Jetson AGX Xavier에 CNTK 2.7 C++ 라이브러리 설치하기(TX2 추가)

05 Jul 2019

이 포스트에서는 Jetson AGX Xavier(이하 Xavier)에 CNTK 2.7 C++ 라이브러리를 설치하는 방법을 설명하겠습니다. 이 포스트는 공식 CNTK 사이트의 Setup CNTK on Linux 문서를 참조하였습니다. 또한 이 포스트는 Jetson TX1에 CNTK 2.5 설치하기의 후속 포스트입니다.

(2019-07-12 추가) Jetson TX2에서도 본 포스트에 적힌 방식대로 CNTK를 빌드하고 테스트할 수 있습니다. 단, JetPack 4.2 버전이 설치된 TX2에서만 가능합니다. 보다 자세한 내용은 포스트 하단을 참고해주세요.

Docker 이미지를 활용하는 방법 (CPU 버전)

Xavier 용 CNTK 2.7 C++ 라이브러리가 포함된 Docker 이미지를 여기에 올려놓았습니다. 단, 이 이미지에는 CPU 버전만 제공되어 있습니다. GPU 기능이 활성화된 버전을 이용하려면 nvidia-docker를 이용해야 하지만 nvidia-docker는 Jetson 계열이 사용하는 Tegra 플랫폼 GPU를 지원하지 않습니다. 따라서 Xavier에서 GPU 기능이 활성화된 버전을 이용하려면 CNTK를 직접 빌드해야 합니다.

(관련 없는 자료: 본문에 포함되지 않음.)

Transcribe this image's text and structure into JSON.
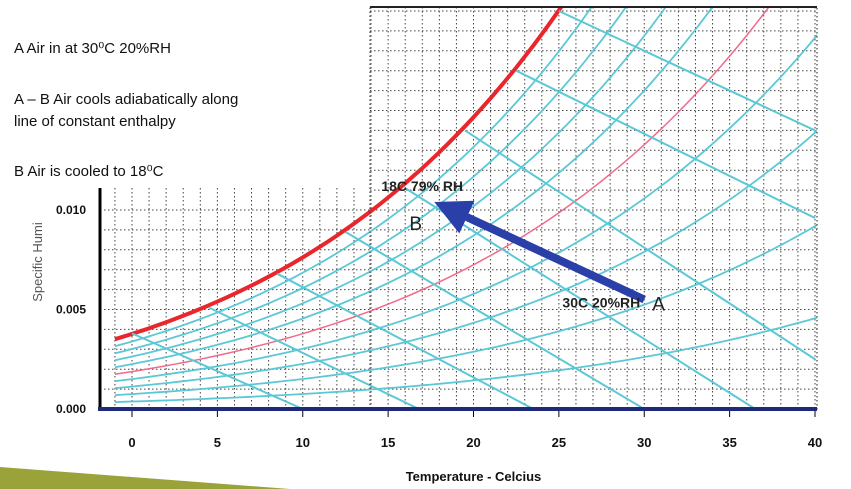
{
  "notes": {
    "line1": "A  Air in at 30⁰C 20%RH",
    "line2": "A – B Air cools adiabatically along",
    "line3": "line of constant enthalpy",
    "line4": "B Air is cooled to 18⁰C"
  },
  "chart_data": {
    "type": "line",
    "title": "",
    "xlabel": "Temperature - Celcius",
    "ylabel": "Specific Humi",
    "xlim": [
      -2,
      41
    ],
    "ylim": [
      0,
      0.0205
    ],
    "x_ticks": [
      0,
      5,
      10,
      15,
      20,
      25,
      30,
      35,
      40
    ],
    "y_ticks": [
      0.0,
      0.005,
      0.01
    ],
    "y_tick_labels": [
      "0.000",
      "0.005",
      "0.010"
    ],
    "grid": true,
    "colors": {
      "saturation": "#e8262b",
      "rh_50": "#f06a8a",
      "rh": "#5bc8d6",
      "enthalpy": "#5bc8d6",
      "process_arrow": "#2b3fa8",
      "axis": "#000000",
      "baseline": "#1f2a7a",
      "grid": "#444444"
    },
    "series": [
      {
        "kind": "saturation",
        "rh": 1.0
      },
      {
        "kind": "relative_humidity",
        "rh": 0.9
      },
      {
        "kind": "relative_humidity",
        "rh": 0.8
      },
      {
        "kind": "relative_humidity",
        "rh": 0.7
      },
      {
        "kind": "relative_humidity",
        "rh": 0.6
      },
      {
        "kind": "relative_humidity_highlight",
        "rh": 0.5
      },
      {
        "kind": "relative_humidity",
        "rh": 0.4
      },
      {
        "kind": "relative_humidity",
        "rh": 0.3
      },
      {
        "kind": "relative_humidity",
        "rh": 0.2
      },
      {
        "kind": "relative_humidity",
        "rh": 0.1
      }
    ],
    "enthalpy_lines": [
      {
        "x": 0,
        "y": 0.0038,
        "x_end": 10,
        "y_end": 0
      },
      {
        "x": 4.5,
        "y": 0.0051,
        "x_end": 16.8,
        "y_end": 0
      },
      {
        "x": 8.5,
        "y": 0.0068,
        "x_end": 23.5,
        "y_end": 0
      },
      {
        "x": 12.5,
        "y": 0.0089,
        "x_end": 30,
        "y_end": 0
      },
      {
        "x": 16,
        "y": 0.0111,
        "x_end": 36.5,
        "y_end": 0
      },
      {
        "x": 19.5,
        "y": 0.014,
        "x_end": 40,
        "y_end": 0.0025
      },
      {
        "x": 22.5,
        "y": 0.017,
        "x_end": 40,
        "y_end": 0.0096
      },
      {
        "x": 25,
        "y": 0.02,
        "x_end": 40,
        "y_end": 0.014
      }
    ],
    "process": {
      "start": {
        "label": "A",
        "x": 30,
        "y": 0.0055,
        "annotation": "30C 20%RH"
      },
      "end": {
        "label": "B",
        "x": 18,
        "y": 0.0103,
        "annotation": "18C 79% RH"
      }
    }
  }
}
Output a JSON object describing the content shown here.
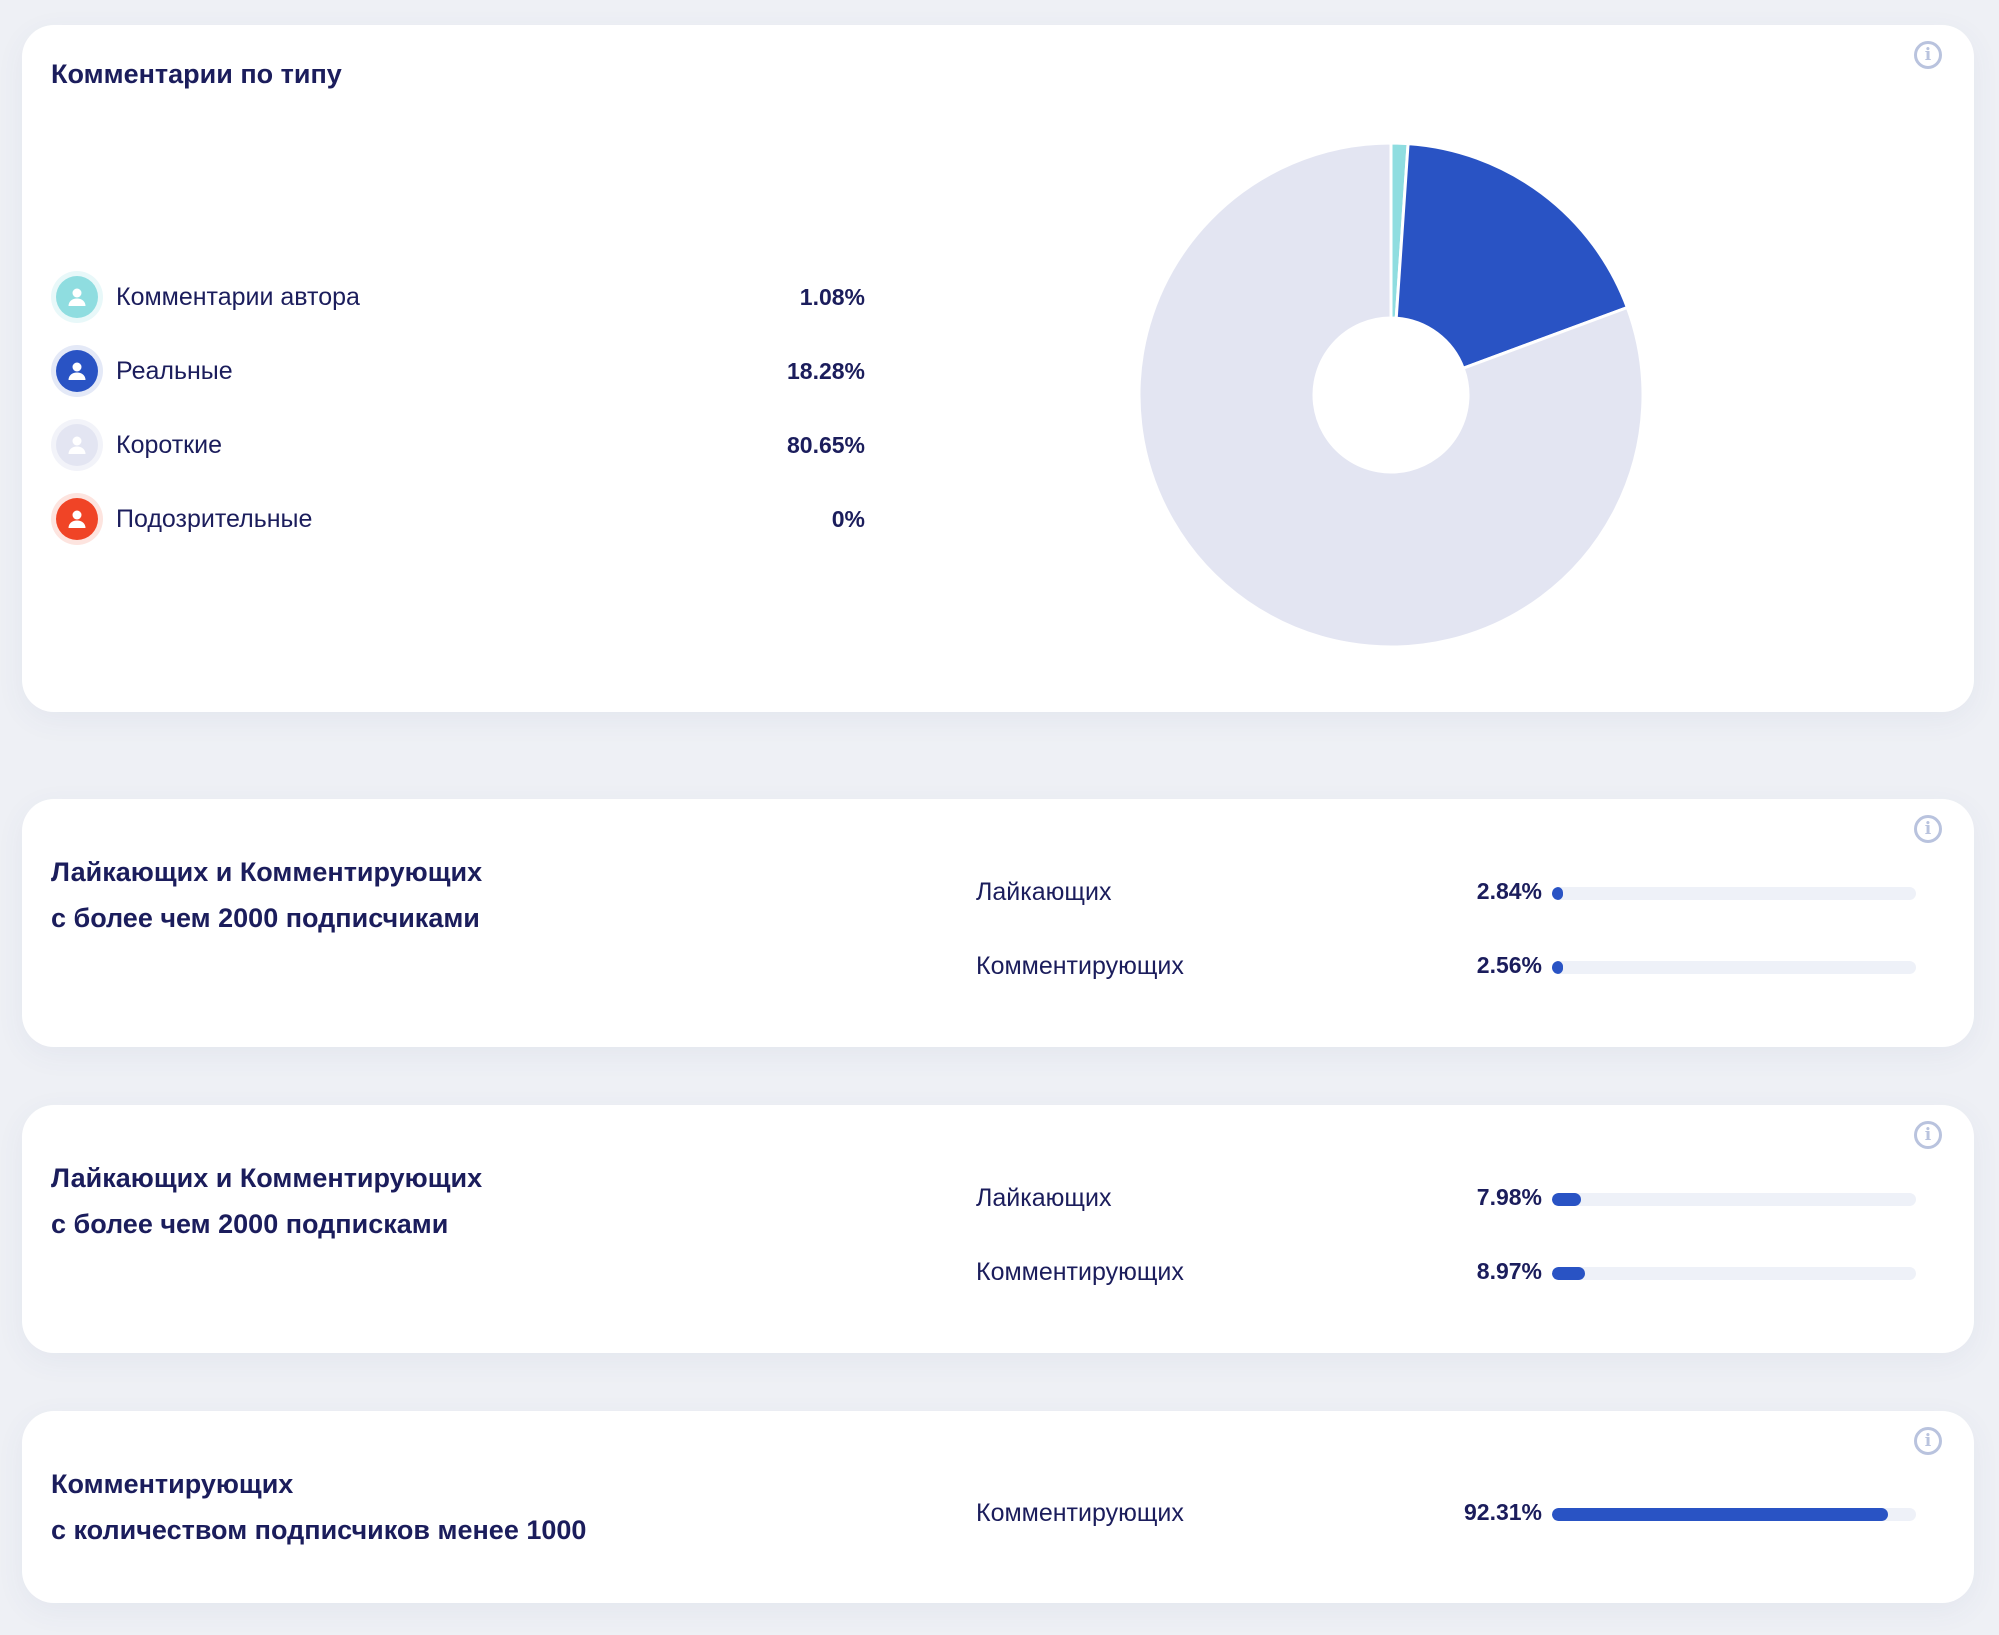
{
  "comments_by_type": {
    "title": "Комментарии по типу",
    "legend": [
      {
        "label": "Комментарии автора",
        "value": "1.08%",
        "color": "#8fdde0",
        "bg": "#e8f8f9"
      },
      {
        "label": "Реальные",
        "value": "18.28%",
        "color": "#2953c4",
        "bg": "#e4e9f7"
      },
      {
        "label": "Короткие",
        "value": "80.65%",
        "color": "#e3e5f2",
        "bg": "#f2f3f9"
      },
      {
        "label": "Подозрительные",
        "value": "0%",
        "color": "#f04426",
        "bg": "#fde4df"
      }
    ],
    "icon": "user-icon",
    "info_icon": "info-icon"
  },
  "chart_data": {
    "type": "pie",
    "donut": true,
    "categories": [
      "Комментарии автора",
      "Реальные",
      "Короткие",
      "Подозрительные"
    ],
    "values": [
      1.08,
      18.28,
      80.65,
      0
    ],
    "colors": [
      "#8fdde0",
      "#2953c4",
      "#e3e5f2",
      "#f04426"
    ]
  },
  "followers_block": {
    "title_line1": "Лайкающих и Комментирующих",
    "title_line2": "с более чем 2000 подписчиками",
    "rows": [
      {
        "label": "Лайкающих",
        "value": "2.84%",
        "fraction": 0.0284
      },
      {
        "label": "Комментирующих",
        "value": "2.56%",
        "fraction": 0.0256
      }
    ]
  },
  "following_block": {
    "title_line1": "Лайкающих и Комментирующих",
    "title_line2": "с более чем 2000 подписками",
    "rows": [
      {
        "label": "Лайкающих",
        "value": "7.98%",
        "fraction": 0.0798
      },
      {
        "label": "Комментирующих",
        "value": "8.97%",
        "fraction": 0.0897
      }
    ]
  },
  "small_followers_block": {
    "title_line1": "Комментирующих",
    "title_line2": "с количеством подписчиков менее 1000",
    "rows": [
      {
        "label": "Комментирующих",
        "value": "92.31%",
        "fraction": 0.9231
      }
    ]
  },
  "bar_color": "#2953c4",
  "track_color": "#eef1f8"
}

Docker 이미지는 다음과 같이 받을 수 있습니다.

$ docker pull nglee/xavier_cntk:2.7_CPU_JetPack_4.2

Docker 이미지에 대한 추가 정보는 여기를 참고하세요. (Dockerfile은 여기)

직접 빌드하는 방법 (GPU 버전)

먼저 Xavier에 JetPack을 설치합니다. 포스트 작성 시점에서 최신 JetPack 버전인 4.2 버전이 설치되어 있다고 가정하겠습니다.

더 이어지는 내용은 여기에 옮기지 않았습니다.